For decades afterwards he served on the board, selflessly, and without ever seeking publicity.
His contribution to the cause has been immense.
That £1 million, which he paid knowing full well the board of that time might be in the same position a month hence and thus that he might never see the cash again, secured our survival long enough for others to make their move.
Last week he announced that he was stepping down from the Celtic board, where had served the club faithfully since Fergus completed the takeover a short time later. Keane is one of the great unsung heroes of our history, and it was tremendous to read the numerous tributes to him which everyone offered when the club put out the statement.
Foremost amongst them was that of Fergus himself.
“The Club owes – and I owe – John Keane a great debt. He was a major and steadfast partner in the rescue and rebuilding of Celtic. His commitment never wavered, from long before and during its darkest hour and later, when the hard decisions and hard work had to be done. Unlike some others who promised support then fell away, John was always there … He avoided the limelight, never claimed credit, and continued to financially support the growth of the Club without seeking personal profit … Like every true supporter he understood what Celtic means and its importance to so many people – and was there when it counted.”
It’s Keane’s own words that ring out loudest though.
“Administration was unthinkable,” he said. “It would have been a slur upon the name of the club.”
That statement sums it up.
It sums up why we survived and a certain other club didn’t.
Keane stepped up when the moment arose, with the clock ticking in the background.
Later, Fergus would deposit a large sum with the bank to prevent them foreclosing when the Kelly and White regime collapsed. Others hovered on the periphery, and although Fergus is critical of them now a lot of that was about a clash of personalities and the issue of control.
But there is little doubt that had he not stepped in they would have.
Keane was the man of the moment, but the sentiments he expressed were equally felt by the likes of Dominic Keane, Brian Dempsey, Gerald Weisfeld, Willie Haughey and others. Later on, Dermot Desmond would step in to underwrite a share issue. Others, like David Low, offered invaluable advice and support.
Celtic has always had people like these, Celtic has always been a bigger club than the one across the city, because Celtic has always been more forward thinking and cosmopolitan. Celtic reached out to the world, Celtic was founded on charitable principles and never retreated into itself. And so we have always had friends. More than that, though, even when we were floundering on the pitch there was always a distinctive Celtic identity … and this was part of that.

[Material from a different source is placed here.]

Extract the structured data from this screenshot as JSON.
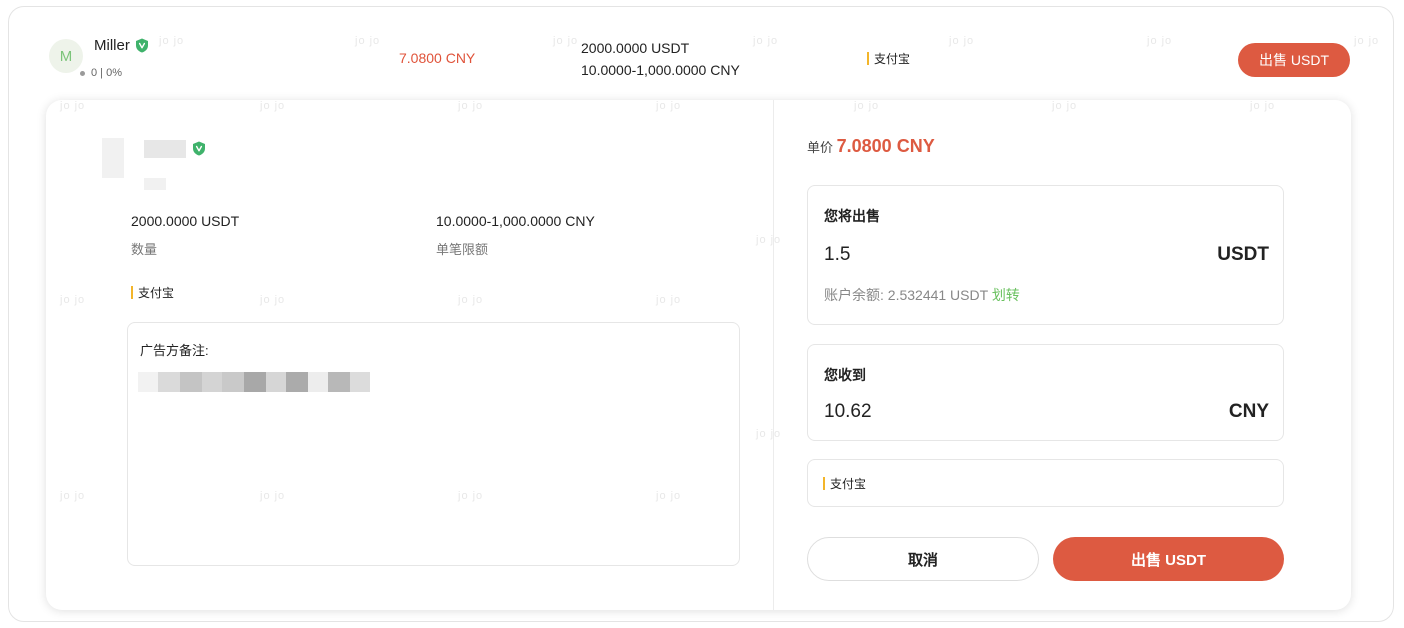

Because of who we are and where we come from, Celtic always understood the plight of the underdog. Our people knew that no-one was going to help us, so we helped ourselves. And each other. We got educated, we unionised, we got politics in a big way.
We carved out success.
That’s why men like these were on hand when the moment arose, why heroes like Keane and McCann were there to make the difference.
We remember our roots, and we honour them.
I cannot image what happened at Ibrox happening to us. Forget that we would never have gotten into that trouble in the first place with modern owners; we almost did. A handful of men will forever be in our debt, but they were not alone. Many more stood ready.
I often think of like this; when the NewCo at Ibrox had to be born in 2012, it cost Charles Green a mere £5.5 million, and his consortium was made of at least a half dozen other individuals. His initial consortium, which had hoped to conclude a CVA, had put up £8.5 million and had over 20 individuals and organisations in the makeup.
Everything about it was sordid and unseemly. The calibre of people involved was shockingly low.
Where were all these “real Rangers men” we kept hearing about?
Where were they when a man like King got his hands on the place not that long ago?
At the height of the crisis, Fergus personally paid £9.5 million for his 51% share in Celtic. £7 million of that went towards guaranteeing the club’s debts. It’s not for nothing that many of us think there should be a statue of him outside the ground. He, Keane and the others did more than save us.
They saved us from even the taint of what would have befallen us.
The “slur upon the name of the club” was what they prevented.
Even that was not going to be allowed, not going to be tolerated.
Celtic is because of men like these.